邦楽ロック&ポップス名曲1001: 2007, Part.2
睡蓮歌/湘南乃風(2007)
湘南乃風の6作目のシングルで、オリコン週間シングルランキングで最高2位を記録した。
歌いだしはしっとりとはじまるのだが途中から急速にギアが上がり、「Ah 真夏のJamboree レゲエ砂浜 Big Wave!!」「濡れたまんまでイッちゃって‼︎」と大いに盛り上がりまくる。
レゲエミュージックを日本の大衆音楽として展開した一例で、「おいしいパスタ作ったお前」のフレーズが印象的な「純恋歌」に続く大ヒットとなった。作曲・編曲はMINMIとの共作となっている。
LOVEずっきゅん/相対性理論(2007)
相対性理論の自主制作音源で、後にリマスター盤が全国流通で発売されもするアルバム「シフォン主義」に収録された楽曲である。
やくしまるえつこのユニークなボーカルによって歌われる「ここ ここ ここはどこ 宇宙 わたし中央線乗り越して気付いた 明日は始業式」と歌われるなんとも不思議な歌詞と実験的でありながら絶妙なポップ感覚も感じられる音楽性が受けて、わりと話題になっていた。
アルバムはCDショップ店員たちの投票によって決まる「CDショップ大賞」の第1回受賞作でもあり、オリコン週間アルバムランキングで最高42位を記録した。
ポリリズム/Perfume(2007)
Perfumeの5作目のシングルで、オリコン週間シングルランキングで最高7位を記録した。
広島を拠点とするローカルアイドルグループ、ぱふゅ〜むとして活動した後、アミューズ所属と上京を機にグループ名の表記をPerfumeに変更した。
音楽性もそれまでのアイドルポップ的なものから中田ヤスタカをプロデューサーに迎えたテクノポップ的なものへと変化していき、当初はアイドルファンを中心とした人気だったのだが、NHKと公共広告機構が共同で展開する「リサイクルマークがECOマーク。
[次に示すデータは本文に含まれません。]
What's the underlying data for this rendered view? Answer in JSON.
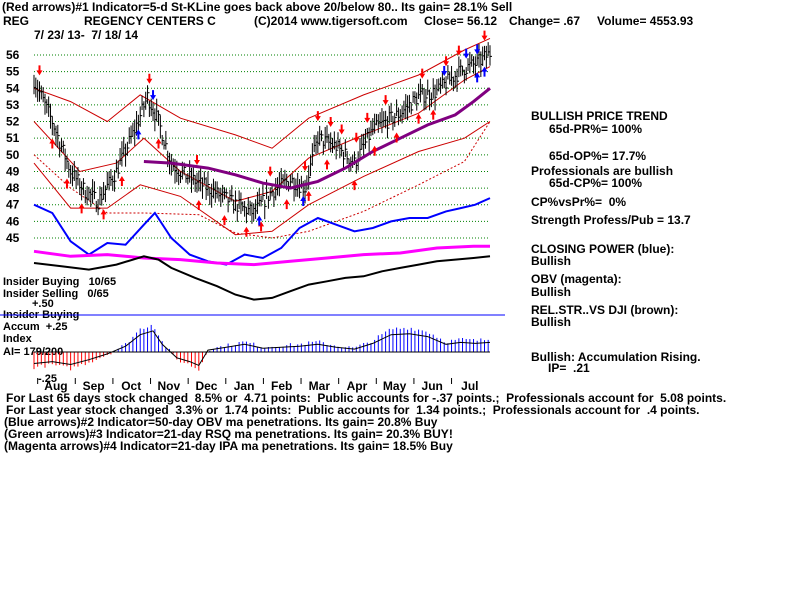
{
  "header": {
    "line1": "(Red arrows)#1 Indicator=5-d St-KLine goes back above 20/below 80.. Its gain= 28.1% Sell",
    "ticker": "REG",
    "company": "REGENCY CENTERS C",
    "copyright": "(C)2014 www.tigersoft.com",
    "close": "Close= 56.12",
    "change": "Change= .67",
    "volume": "Volume= 4553.93",
    "date_range": "7/ 23/ 13-  7/ 18/ 14"
  },
  "left_labels": {
    "insider_buying_count": "Insider Buying   10/65",
    "insider_selling": "Insider Selling   0/65",
    "plus_50": "+.50",
    "insider_buying": "Insider Buying",
    "accum": "Accum  +.25",
    "index": "Index",
    "ai": "AI= 179/200",
    "minus_25": "-.25"
  },
  "right_panel": {
    "bullish_trend": "BULLISH PRICE TREND",
    "pr": "65d-PR%= 100%",
    "op": "65d-OP%= 17.7%",
    "professionals": "Professionals are bullish",
    "cp": "65d-CP%= 100%",
    "cpvspr": "CP%vsPr%=  0%",
    "strength": "Strength Profess/Pub = 13.7",
    "closing_power": "CLOSING POWER (blue):",
    "closing_power_val": "Bullish",
    "obv": "OBV (magenta):",
    "obv_val": "Bullish",
    "relstr": "REL.STR..VS DJI (brown):",
    "relstr_val": "Bullish",
    "accum_rising": "Bullish: Accumulation Rising.",
    "ip": "IP=  .21"
  },
  "footer": {
    "line1": "For Last 65 days stock changed  8.5% or  4.71 points:  Public accounts for -.37 points.;  Professionals account for  5.08 points.",
    "line2": "For Last year stock changed  3.3% or  1.74 points:  Public accounts for  1.34 points.;  Professionals account for  .4 points.",
    "line3": "(Blue arrows)#2 Indicator=50-day OBV ma penetrations. Its gain= 20.8% Buy",
    "line4": "(Green arrows)#3 Indicator=21-day RSQ ma penetrations. Its gain= 20.3% BUY!",
    "line5": "(Magenta arrows)#4 Indicator=21-day IPA ma penetrations. Its gain= 18.5% Buy"
  },
  "colors": {
    "bars": "#000000",
    "band": "#cc0000",
    "ma": "#800080",
    "closing_power": "#0000ff",
    "obv": "#ff00ff",
    "relstr": "#000000",
    "grid": "#008000",
    "accum_pos": "#0000ff",
    "accum_neg": "#ff0000",
    "reference": "#0000ff",
    "arrow_red": "#ff0000",
    "arrow_blue": "#0000ff"
  },
  "chart_data": {
    "type": "line",
    "price_axis": {
      "ylim": [
        44,
        57
      ],
      "ticks": [
        45,
        46,
        47,
        48,
        49,
        50,
        51,
        52,
        53,
        54,
        55,
        56
      ]
    },
    "month_labels": [
      "Aug",
      "Sep",
      "Oct",
      "Nov",
      "Dec",
      "Jan",
      "Feb",
      "Mar",
      "Apr",
      "May",
      "Jun",
      "Jul"
    ],
    "n_days": 250,
    "price_points": [
      [
        0,
        54.5
      ],
      [
        10,
        52.0
      ],
      [
        20,
        49.0
      ],
      [
        28,
        47.8
      ],
      [
        35,
        47.2
      ],
      [
        45,
        49.0
      ],
      [
        55,
        51.5
      ],
      [
        62,
        53.5
      ],
      [
        68,
        52.0
      ],
      [
        75,
        49.5
      ],
      [
        82,
        48.8
      ],
      [
        95,
        48.0
      ],
      [
        110,
        47.0
      ],
      [
        120,
        46.5
      ],
      [
        130,
        47.8
      ],
      [
        140,
        48.5
      ],
      [
        148,
        48.0
      ],
      [
        155,
        51.0
      ],
      [
        165,
        50.5
      ],
      [
        175,
        49.5
      ],
      [
        185,
        51.5
      ],
      [
        200,
        52.5
      ],
      [
        210,
        53.5
      ],
      [
        220,
        53.8
      ],
      [
        228,
        54.6
      ],
      [
        235,
        55.2
      ],
      [
        242,
        55.5
      ],
      [
        249,
        56.1
      ]
    ],
    "upper_band": [
      [
        0,
        54.0
      ],
      [
        20,
        53.2
      ],
      [
        40,
        52.0
      ],
      [
        58,
        53.6
      ],
      [
        80,
        52.2
      ],
      [
        110,
        51.2
      ],
      [
        130,
        50.4
      ],
      [
        150,
        52.2
      ],
      [
        180,
        53.6
      ],
      [
        210,
        54.8
      ],
      [
        235,
        56.3
      ],
      [
        249,
        57.0
      ]
    ],
    "lower_band": [
      [
        0,
        49.5
      ],
      [
        20,
        46.8
      ],
      [
        40,
        46.8
      ],
      [
        58,
        48.2
      ],
      [
        80,
        47.5
      ],
      [
        110,
        45.2
      ],
      [
        130,
        45.4
      ],
      [
        150,
        47.0
      ],
      [
        180,
        48.7
      ],
      [
        210,
        50.2
      ],
      [
        235,
        51.0
      ],
      [
        249,
        52.0
      ]
    ],
    "inner_band": [
      [
        0,
        52.0
      ],
      [
        25,
        49.0
      ],
      [
        45,
        49.5
      ],
      [
        60,
        51.0
      ],
      [
        80,
        49.0
      ],
      [
        110,
        47.2
      ],
      [
        130,
        47.8
      ],
      [
        150,
        49.8
      ],
      [
        180,
        51.2
      ],
      [
        210,
        52.5
      ],
      [
        235,
        54.5
      ],
      [
        249,
        55.3
      ]
    ],
    "ma50": [
      [
        60,
        49.6
      ],
      [
        75,
        49.5
      ],
      [
        95,
        49.2
      ],
      [
        110,
        48.8
      ],
      [
        125,
        48.3
      ],
      [
        140,
        48.0
      ],
      [
        155,
        48.4
      ],
      [
        170,
        49.2
      ],
      [
        185,
        50.2
      ],
      [
        200,
        51.0
      ],
      [
        215,
        51.8
      ],
      [
        230,
        52.4
      ],
      [
        240,
        53.2
      ],
      [
        249,
        54.0
      ]
    ],
    "lower_ma": [
      [
        0,
        50.0
      ],
      [
        20,
        48.0
      ],
      [
        40,
        46.5
      ],
      [
        60,
        46.5
      ],
      [
        90,
        46.4
      ],
      [
        110,
        45.3
      ],
      [
        130,
        45.0
      ],
      [
        150,
        45.4
      ],
      [
        180,
        46.6
      ],
      [
        210,
        48.2
      ],
      [
        235,
        49.6
      ],
      [
        249,
        52.0
      ]
    ],
    "closing_power_points": [
      [
        0,
        47.0
      ],
      [
        10,
        46.5
      ],
      [
        20,
        44.8
      ],
      [
        30,
        44.0
      ],
      [
        40,
        44.7
      ],
      [
        50,
        44.6
      ],
      [
        60,
        45.8
      ],
      [
        66,
        46.5
      ],
      [
        75,
        45.0
      ],
      [
        85,
        44.0
      ],
      [
        95,
        43.6
      ],
      [
        105,
        43.4
      ],
      [
        115,
        44.0
      ],
      [
        125,
        43.8
      ],
      [
        135,
        44.4
      ],
      [
        145,
        45.6
      ],
      [
        155,
        46.2
      ],
      [
        165,
        45.8
      ],
      [
        175,
        45.4
      ],
      [
        185,
        45.6
      ],
      [
        195,
        46.0
      ],
      [
        205,
        46.2
      ],
      [
        215,
        46.2
      ],
      [
        225,
        46.6
      ],
      [
        233,
        46.8
      ],
      [
        241,
        47.0
      ],
      [
        249,
        47.4
      ]
    ],
    "obv_points": [
      [
        0,
        44.2
      ],
      [
        20,
        43.9
      ],
      [
        40,
        44.0
      ],
      [
        60,
        43.8
      ],
      [
        80,
        43.7
      ],
      [
        100,
        43.5
      ],
      [
        120,
        43.4
      ],
      [
        140,
        43.6
      ],
      [
        160,
        43.8
      ],
      [
        180,
        44.0
      ],
      [
        200,
        44.1
      ],
      [
        220,
        44.4
      ],
      [
        240,
        44.5
      ],
      [
        249,
        44.5
      ]
    ],
    "relstr_points": [
      [
        0,
        43.5
      ],
      [
        15,
        43.3
      ],
      [
        30,
        43.1
      ],
      [
        45,
        43.4
      ],
      [
        60,
        43.9
      ],
      [
        68,
        43.7
      ],
      [
        75,
        43.2
      ],
      [
        88,
        42.6
      ],
      [
        100,
        42.1
      ],
      [
        110,
        41.6
      ],
      [
        120,
        41.3
      ],
      [
        130,
        41.4
      ],
      [
        140,
        41.8
      ],
      [
        150,
        42.2
      ],
      [
        160,
        42.4
      ],
      [
        170,
        42.6
      ],
      [
        180,
        42.7
      ],
      [
        190,
        43.0
      ],
      [
        200,
        43.2
      ],
      [
        210,
        43.4
      ],
      [
        220,
        43.6
      ],
      [
        230,
        43.7
      ],
      [
        240,
        43.8
      ],
      [
        249,
        43.9
      ]
    ],
    "accum_points": [
      [
        0,
        -0.12
      ],
      [
        10,
        -0.1
      ],
      [
        20,
        -0.13
      ],
      [
        30,
        -0.08
      ],
      [
        40,
        -0.02
      ],
      [
        50,
        0.06
      ],
      [
        58,
        0.18
      ],
      [
        65,
        0.22
      ],
      [
        70,
        0.08
      ],
      [
        78,
        -0.06
      ],
      [
        85,
        -0.1
      ],
      [
        90,
        -0.14
      ],
      [
        95,
        0.02
      ],
      [
        105,
        0.05
      ],
      [
        115,
        0.08
      ],
      [
        125,
        0.04
      ],
      [
        135,
        0.05
      ],
      [
        145,
        0.06
      ],
      [
        155,
        0.08
      ],
      [
        165,
        0.05
      ],
      [
        175,
        0.03
      ],
      [
        185,
        0.09
      ],
      [
        195,
        0.18
      ],
      [
        205,
        0.19
      ],
      [
        215,
        0.16
      ],
      [
        225,
        0.08
      ],
      [
        233,
        0.1
      ],
      [
        241,
        0.09
      ],
      [
        249,
        0.1
      ]
    ],
    "red_arrows_up": [
      10,
      18,
      26,
      38,
      48,
      68,
      90,
      104,
      116,
      124,
      138,
      150,
      160,
      175,
      186,
      198,
      210,
      218
    ],
    "red_arrows_down": [
      3,
      63,
      89,
      129,
      148,
      155,
      162,
      168,
      176,
      182,
      192,
      212,
      225,
      232,
      246
    ],
    "blue_arrows_up": [
      57,
      123,
      147,
      242,
      246
    ],
    "blue_arrows_down": [
      65,
      224,
      236,
      242
    ]
  }
}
」のCMに使われたこの曲のヒットによって、一般大衆的にもブレイクしていった。
音楽性に合わせてヴィジュアルイメージなどもクールでスタイリッシュなものだったのだが、ライブMCなどはアイドル的であり、その辺りのギャップも大いに受けていた。
空洞です/ゆらゆら帝国(2007)
ゆらゆら帝国の11作目にして最後のオリジナルアルバム「空洞です」のタイトルトラックである。
「ぼくの心をあなたは奪い去った 俺は空洞 でかい空洞」というようなことが歌われるが、「意味を求めて無意味なものがない それはムード 」といまどきの気分を批評しているようでもある。
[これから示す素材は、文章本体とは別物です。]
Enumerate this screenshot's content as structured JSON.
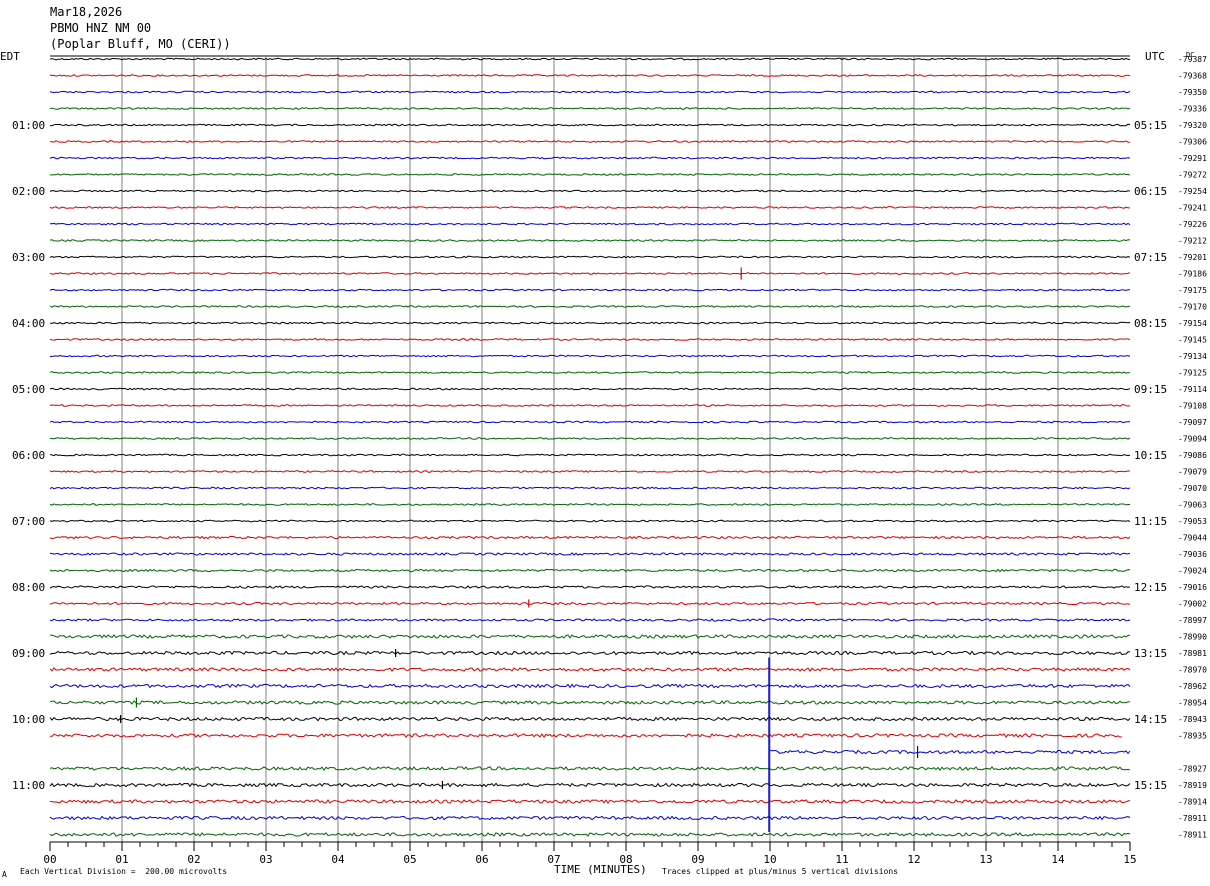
{
  "header": {
    "date": "Mar18,2026",
    "station": "PBMO HNZ NM 00",
    "location": "(Poplar Bluff, MO (CERI))"
  },
  "left_tz": "EDT",
  "right_tz": "UTC",
  "dc_label": "DC",
  "footer": {
    "scale": "Each Vertical Division =  200.00 microvolts",
    "xlabel": "TIME (MINUTES)",
    "clip": "Traces clipped at plus/minus 5 vertical divisions",
    "corner": "A"
  },
  "colors": {
    "trace_cycle": [
      "#000000",
      "#d40000",
      "#0000c8",
      "#006400"
    ],
    "grid": "#808080"
  },
  "chart_data": {
    "type": "line",
    "title": "",
    "xlabel": "TIME (MINUTES)",
    "xlim": [
      0,
      15
    ],
    "x_ticks": [
      "00",
      "01",
      "02",
      "03",
      "04",
      "05",
      "06",
      "07",
      "08",
      "09",
      "10",
      "11",
      "12",
      "13",
      "14",
      "15"
    ],
    "trace_count": 48,
    "left_hour_labels": [
      {
        "trace": 4,
        "label": "01:00"
      },
      {
        "trace": 8,
        "label": "02:00"
      },
      {
        "trace": 12,
        "label": "03:00"
      },
      {
        "trace": 16,
        "label": "04:00"
      },
      {
        "trace": 20,
        "label": "05:00"
      },
      {
        "trace": 24,
        "label": "06:00"
      },
      {
        "trace": 28,
        "label": "07:00"
      },
      {
        "trace": 32,
        "label": "08:00"
      },
      {
        "trace": 36,
        "label": "09:00"
      },
      {
        "trace": 40,
        "label": "10:00"
      },
      {
        "trace": 44,
        "label": "11:00"
      }
    ],
    "right_hour_labels": [
      {
        "trace": 4,
        "label": "05:15"
      },
      {
        "trace": 8,
        "label": "06:15"
      },
      {
        "trace": 12,
        "label": "07:15"
      },
      {
        "trace": 16,
        "label": "08:15"
      },
      {
        "trace": 20,
        "label": "09:15"
      },
      {
        "trace": 24,
        "label": "10:15"
      },
      {
        "trace": 28,
        "label": "11:15"
      },
      {
        "trace": 32,
        "label": "12:15"
      },
      {
        "trace": 36,
        "label": "13:15"
      },
      {
        "trace": 40,
        "label": "14:15"
      },
      {
        "trace": 44,
        "label": "15:15"
      }
    ],
    "dc_offsets": [
      "-79387",
      "-79368",
      "-79350",
      "-79336",
      "-79320",
      "-79306",
      "-79291",
      "-79272",
      "-79254",
      "-79241",
      "-79226",
      "-79212",
      "-79201",
      "-79186",
      "-79175",
      "-79170",
      "-79154",
      "-79145",
      "-79134",
      "-79125",
      "-79114",
      "-79108",
      "-79097",
      "-79094",
      "-79086",
      "-79079",
      "-79070",
      "-79063",
      "-79053",
      "-79044",
      "-79036",
      "-79024",
      "-79016",
      "-79002",
      "-78997",
      "-78990",
      "-78981",
      "-78970",
      "-78962",
      "-78954",
      "-78943",
      "-78935",
      "",
      "-78927",
      "-78919",
      "-78914",
      "-78911",
      "-78911"
    ]
  }
}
アルバムは邦楽ロック&ポップ史における名盤の1つとして知られ、特に21世紀以降の作品としてはダントツといえるほどの高評価を得ているような気もする。
すべては虚ろであるわけなのだが、生命力は間違いなくそこにあるというような感じがとても良い。
若者のすべて/フジファブリック(2007)
フジファブリックの10作目のシングルで、オリコン週間シングルランキングで最高30位を記録した。
「真夏のピークが去った 天気予報士がテレビで言ってた」「最後の花火に今年もなったな」というような歌詞がとても印象的な、夏の終わりの物悲しさを感じさせてくれる名曲である。
当時それほど大きくヒットしたというわけでもなかったのだが、時が経つにつれしだいに名曲としての評価が高まっていった印象である。
この曲がリリースされた翌々年にボーカリストでソングライターの志村正彦は急逝するのだが、バンドはその後も活動を続け、2019年にはテレビ朝日系の人気音楽番組「ミュージックステーション」でこの曲を当時の映像も交えて演奏した。
俺たちの明日/エレファントカシマシ(2007)
エレファントカシマシの34作目のシングルで、オリコン週間シングルランキングで最高18位を記録した。
ハウス食品のドリンク剤、ウコンの力のCMソングでもあり、「さあ がんばろうぜ!」と歌われる大人の応援ソングである。
デビュー当時は一部で高く評価されていながらもバンドブームにおける異端児的な存在でセールス的にも苦戦していたのだが、それから時が経ちこの曲は2023年の「NHK紅白歌合戦」でも歌われたりしていた。
「10代 憎しみと愛入り交じった目で世間を罵り 20代 悲しみを知って 目を背けたくって 町を彷徨い歩き 30代 愛する人のためのこの命だってことに あぁ 気付いたな」という歌詞はこのエレファントカシマシというバンドそのものの成長の足跡のようでもあって、いろいろと感慨深い。